Schools' revolving door woes
It's like a revolving door.
Pupils are constantly moving in and out of Tamaki schools, disrupting their studies and their classrooms.
A Child Poverty Action Group report released in May shows transience is a significant issue for low-decile Auckland schools, caused by a lack of affordable housing.
Principals in Glen Innes say housing redevelopments certainly contribute but are not the sole reason pupils move schools.
Kids started handing in their books when the Housing New Zealand (HNZ) Northern Glen Innes Redevelopment Project began. Most of the 156 state homes affected are no longer tenanted.
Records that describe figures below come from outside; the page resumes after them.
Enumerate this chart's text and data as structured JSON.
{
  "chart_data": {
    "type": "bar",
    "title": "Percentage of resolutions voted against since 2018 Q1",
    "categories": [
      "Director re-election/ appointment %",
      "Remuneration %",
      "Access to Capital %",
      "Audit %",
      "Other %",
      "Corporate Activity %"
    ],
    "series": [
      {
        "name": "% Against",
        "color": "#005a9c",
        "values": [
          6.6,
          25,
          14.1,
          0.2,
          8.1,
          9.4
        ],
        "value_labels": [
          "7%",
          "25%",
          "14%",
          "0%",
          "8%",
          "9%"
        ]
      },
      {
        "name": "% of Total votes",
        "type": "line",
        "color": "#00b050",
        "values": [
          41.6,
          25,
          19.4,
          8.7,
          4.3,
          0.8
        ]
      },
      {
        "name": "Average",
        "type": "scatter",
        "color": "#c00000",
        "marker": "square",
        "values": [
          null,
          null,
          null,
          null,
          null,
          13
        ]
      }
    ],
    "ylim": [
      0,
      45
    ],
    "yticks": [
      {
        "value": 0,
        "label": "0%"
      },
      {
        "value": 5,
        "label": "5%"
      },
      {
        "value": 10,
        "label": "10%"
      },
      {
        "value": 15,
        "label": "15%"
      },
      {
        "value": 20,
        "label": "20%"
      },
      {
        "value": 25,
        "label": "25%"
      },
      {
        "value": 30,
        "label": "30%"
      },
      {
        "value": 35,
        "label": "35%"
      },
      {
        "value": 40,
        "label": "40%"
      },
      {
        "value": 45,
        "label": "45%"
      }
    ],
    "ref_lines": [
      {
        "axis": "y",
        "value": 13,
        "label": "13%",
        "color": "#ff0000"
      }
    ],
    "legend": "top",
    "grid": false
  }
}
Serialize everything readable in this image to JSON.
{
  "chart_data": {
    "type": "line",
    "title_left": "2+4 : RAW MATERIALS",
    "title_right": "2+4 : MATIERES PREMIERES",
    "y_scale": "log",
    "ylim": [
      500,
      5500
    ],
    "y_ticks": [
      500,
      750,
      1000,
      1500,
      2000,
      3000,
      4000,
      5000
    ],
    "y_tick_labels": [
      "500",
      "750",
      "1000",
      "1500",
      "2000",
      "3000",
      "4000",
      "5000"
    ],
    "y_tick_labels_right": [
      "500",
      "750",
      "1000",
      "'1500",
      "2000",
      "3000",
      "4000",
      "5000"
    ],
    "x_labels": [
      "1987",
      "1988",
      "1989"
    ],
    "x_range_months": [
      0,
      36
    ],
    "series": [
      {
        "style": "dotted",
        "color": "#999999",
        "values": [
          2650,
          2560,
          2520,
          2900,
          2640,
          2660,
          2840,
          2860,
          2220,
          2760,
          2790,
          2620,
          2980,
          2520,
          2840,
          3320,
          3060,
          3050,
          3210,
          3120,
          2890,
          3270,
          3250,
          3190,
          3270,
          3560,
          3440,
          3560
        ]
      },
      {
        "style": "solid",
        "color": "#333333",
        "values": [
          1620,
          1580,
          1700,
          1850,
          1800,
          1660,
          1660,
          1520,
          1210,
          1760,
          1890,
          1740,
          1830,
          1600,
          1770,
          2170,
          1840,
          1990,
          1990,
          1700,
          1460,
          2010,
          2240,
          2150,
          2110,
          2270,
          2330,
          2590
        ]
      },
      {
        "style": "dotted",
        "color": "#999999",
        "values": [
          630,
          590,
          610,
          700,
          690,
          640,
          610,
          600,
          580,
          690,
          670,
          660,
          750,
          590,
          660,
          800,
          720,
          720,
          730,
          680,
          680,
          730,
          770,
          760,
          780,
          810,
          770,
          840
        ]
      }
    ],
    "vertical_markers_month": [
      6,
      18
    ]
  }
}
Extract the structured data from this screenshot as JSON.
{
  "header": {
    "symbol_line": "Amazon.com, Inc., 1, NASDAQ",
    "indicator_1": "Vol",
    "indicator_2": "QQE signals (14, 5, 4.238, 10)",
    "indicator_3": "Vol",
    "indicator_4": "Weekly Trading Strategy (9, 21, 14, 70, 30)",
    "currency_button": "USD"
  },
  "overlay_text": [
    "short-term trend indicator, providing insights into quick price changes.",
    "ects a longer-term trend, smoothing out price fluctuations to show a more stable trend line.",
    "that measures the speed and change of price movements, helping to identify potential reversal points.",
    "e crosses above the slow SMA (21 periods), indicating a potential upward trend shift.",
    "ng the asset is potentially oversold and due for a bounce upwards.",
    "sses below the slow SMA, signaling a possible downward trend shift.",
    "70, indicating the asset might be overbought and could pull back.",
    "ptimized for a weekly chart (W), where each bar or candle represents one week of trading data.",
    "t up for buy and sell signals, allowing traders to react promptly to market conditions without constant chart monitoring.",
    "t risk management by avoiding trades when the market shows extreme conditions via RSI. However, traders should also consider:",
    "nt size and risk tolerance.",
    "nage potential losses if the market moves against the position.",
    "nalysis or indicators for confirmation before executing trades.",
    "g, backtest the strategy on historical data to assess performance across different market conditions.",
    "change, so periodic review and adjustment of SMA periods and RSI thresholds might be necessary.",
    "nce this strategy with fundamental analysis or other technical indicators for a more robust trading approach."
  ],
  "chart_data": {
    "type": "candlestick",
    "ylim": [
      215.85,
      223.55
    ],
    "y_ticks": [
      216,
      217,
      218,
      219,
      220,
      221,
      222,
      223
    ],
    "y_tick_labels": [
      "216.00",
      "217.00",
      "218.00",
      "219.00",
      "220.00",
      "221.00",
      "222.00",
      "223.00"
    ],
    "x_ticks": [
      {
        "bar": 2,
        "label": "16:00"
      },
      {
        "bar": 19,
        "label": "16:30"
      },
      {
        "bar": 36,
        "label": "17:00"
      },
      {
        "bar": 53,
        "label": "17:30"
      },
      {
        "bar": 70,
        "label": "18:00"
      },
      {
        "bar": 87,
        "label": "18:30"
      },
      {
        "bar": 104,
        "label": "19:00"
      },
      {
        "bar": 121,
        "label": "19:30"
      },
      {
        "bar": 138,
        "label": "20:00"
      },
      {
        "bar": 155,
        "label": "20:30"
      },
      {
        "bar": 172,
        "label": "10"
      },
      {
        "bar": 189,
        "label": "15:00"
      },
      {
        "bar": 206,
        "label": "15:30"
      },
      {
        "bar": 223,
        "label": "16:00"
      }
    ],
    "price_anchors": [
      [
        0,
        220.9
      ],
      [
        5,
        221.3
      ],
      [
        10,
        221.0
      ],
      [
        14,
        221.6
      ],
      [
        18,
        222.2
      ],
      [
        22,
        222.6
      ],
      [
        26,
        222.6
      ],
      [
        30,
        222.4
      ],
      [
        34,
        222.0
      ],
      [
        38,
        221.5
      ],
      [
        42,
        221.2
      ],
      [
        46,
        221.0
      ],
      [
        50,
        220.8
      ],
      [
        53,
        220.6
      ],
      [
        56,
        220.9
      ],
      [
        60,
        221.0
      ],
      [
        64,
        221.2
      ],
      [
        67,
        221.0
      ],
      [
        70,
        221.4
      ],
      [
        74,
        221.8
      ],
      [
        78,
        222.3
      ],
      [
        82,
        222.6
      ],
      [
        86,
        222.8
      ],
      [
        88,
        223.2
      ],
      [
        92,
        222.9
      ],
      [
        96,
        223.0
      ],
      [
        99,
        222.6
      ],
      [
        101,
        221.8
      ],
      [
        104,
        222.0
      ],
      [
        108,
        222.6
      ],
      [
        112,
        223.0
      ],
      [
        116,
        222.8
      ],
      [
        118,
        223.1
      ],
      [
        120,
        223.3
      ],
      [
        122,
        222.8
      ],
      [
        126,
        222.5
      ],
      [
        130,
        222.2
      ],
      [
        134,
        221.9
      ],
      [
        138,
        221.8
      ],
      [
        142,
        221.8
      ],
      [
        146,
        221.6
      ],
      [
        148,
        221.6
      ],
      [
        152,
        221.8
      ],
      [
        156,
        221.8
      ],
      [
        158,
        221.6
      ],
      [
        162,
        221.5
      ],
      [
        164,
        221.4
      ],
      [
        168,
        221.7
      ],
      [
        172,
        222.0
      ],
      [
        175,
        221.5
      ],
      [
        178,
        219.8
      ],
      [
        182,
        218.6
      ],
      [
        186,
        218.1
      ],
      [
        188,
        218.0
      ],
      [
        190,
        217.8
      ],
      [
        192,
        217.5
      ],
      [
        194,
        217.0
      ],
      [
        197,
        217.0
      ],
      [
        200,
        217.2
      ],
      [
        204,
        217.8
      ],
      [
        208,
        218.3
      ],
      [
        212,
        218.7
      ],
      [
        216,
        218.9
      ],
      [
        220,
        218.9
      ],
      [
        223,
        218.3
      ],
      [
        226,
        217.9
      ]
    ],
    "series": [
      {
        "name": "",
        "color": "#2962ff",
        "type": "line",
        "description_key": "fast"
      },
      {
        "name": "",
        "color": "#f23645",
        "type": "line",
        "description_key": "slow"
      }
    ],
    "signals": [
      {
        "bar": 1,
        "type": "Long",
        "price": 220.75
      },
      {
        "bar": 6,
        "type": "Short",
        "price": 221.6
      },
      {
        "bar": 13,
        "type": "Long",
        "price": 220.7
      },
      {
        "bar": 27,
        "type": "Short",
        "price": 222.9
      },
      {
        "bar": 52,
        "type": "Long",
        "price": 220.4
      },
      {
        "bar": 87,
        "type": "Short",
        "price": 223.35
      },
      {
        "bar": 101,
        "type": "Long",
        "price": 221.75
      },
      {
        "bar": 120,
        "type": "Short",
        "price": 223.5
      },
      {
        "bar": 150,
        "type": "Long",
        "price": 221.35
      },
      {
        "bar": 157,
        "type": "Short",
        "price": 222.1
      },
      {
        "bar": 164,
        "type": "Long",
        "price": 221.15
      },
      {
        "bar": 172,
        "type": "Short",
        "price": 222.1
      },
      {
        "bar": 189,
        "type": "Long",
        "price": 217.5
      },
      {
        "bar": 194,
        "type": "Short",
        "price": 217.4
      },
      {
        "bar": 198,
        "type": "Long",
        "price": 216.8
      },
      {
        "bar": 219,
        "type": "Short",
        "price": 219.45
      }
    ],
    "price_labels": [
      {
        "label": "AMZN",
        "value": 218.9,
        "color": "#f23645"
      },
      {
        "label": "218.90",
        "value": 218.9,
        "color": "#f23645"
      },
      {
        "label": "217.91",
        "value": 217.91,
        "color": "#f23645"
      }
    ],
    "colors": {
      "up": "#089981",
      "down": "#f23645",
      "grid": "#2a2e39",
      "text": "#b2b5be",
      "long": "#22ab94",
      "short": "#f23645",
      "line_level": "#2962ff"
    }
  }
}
Glenbrae School principal Lesley Elia says it's a constant struggle. About 30 per cent of students enrolled this year were at Glenbrae previously and moved to another school in the interim, Elia says.
"You walk around here and there's houses missing where families had children coming here.
"Transience is still a big issue, it's an ongoing issue, but until they sort out poverty it's not going away."
Some families who move away still bring their children to Glenbrae because they have a close bond with the school, she says.
The supportive school community includes sports groups, the Tamaki Redevelopment Company and St Ignatius Parish, who donate food and beds to families.
"It's a strange mix of long-term ties and ongoing transience, because of a whole lot of social and economic reasons," Elia says.
Glen Innes Primary principal Jonathan Hendricks says the HNZ redevelopment negatively affected his school from the get-go.
There was a shortfall of 17 students from the anticipated roll this year, meaning one teaching position is being funded by the school.
"Transience is not the issue here as we are not having families pass through and return, rather we are seeming to lose families - unfortunately permanently it seems."
Tamaki Primary School principal Rhonda Kelly says her roll is steady.
"Anything that we were expecting as far as housing hasn't come this way yet.
"Others, like Glen Taylor or Glenbrae, have been affected a lot more than us."
Child poverty group chief researcher Donna Wynd says student transience is an ongoing, serious issue. Youngsters who switch schools often lag behind their peers, Wynd says.
Disruption and new school systems can make it difficult to adjust and a lot of transient students become withdrawn or act out, she says.
"The schools do their best, I take my hat off to them, but it's a really hard issue."
HNZ spokesperson Bryony Hilless says any redevelopment that affects tenants is always dealt with carefully. The tenant liaison team works one-on-one with each household to discuss plans and housing options.
Schooling, house size, suburb, medical services and other specific housing needs are looked at, she says.
"Once we have all this information we only match tenants to properties that meet their needs.
"Of the tenants that have moved so far in the Northern Glen Innes Redevelopment project area, more than two thirds have remained living in HNZ homes in Tamaki.
"Where tenants have chosen to move outside the Tamaki area, this has been a decision they have made."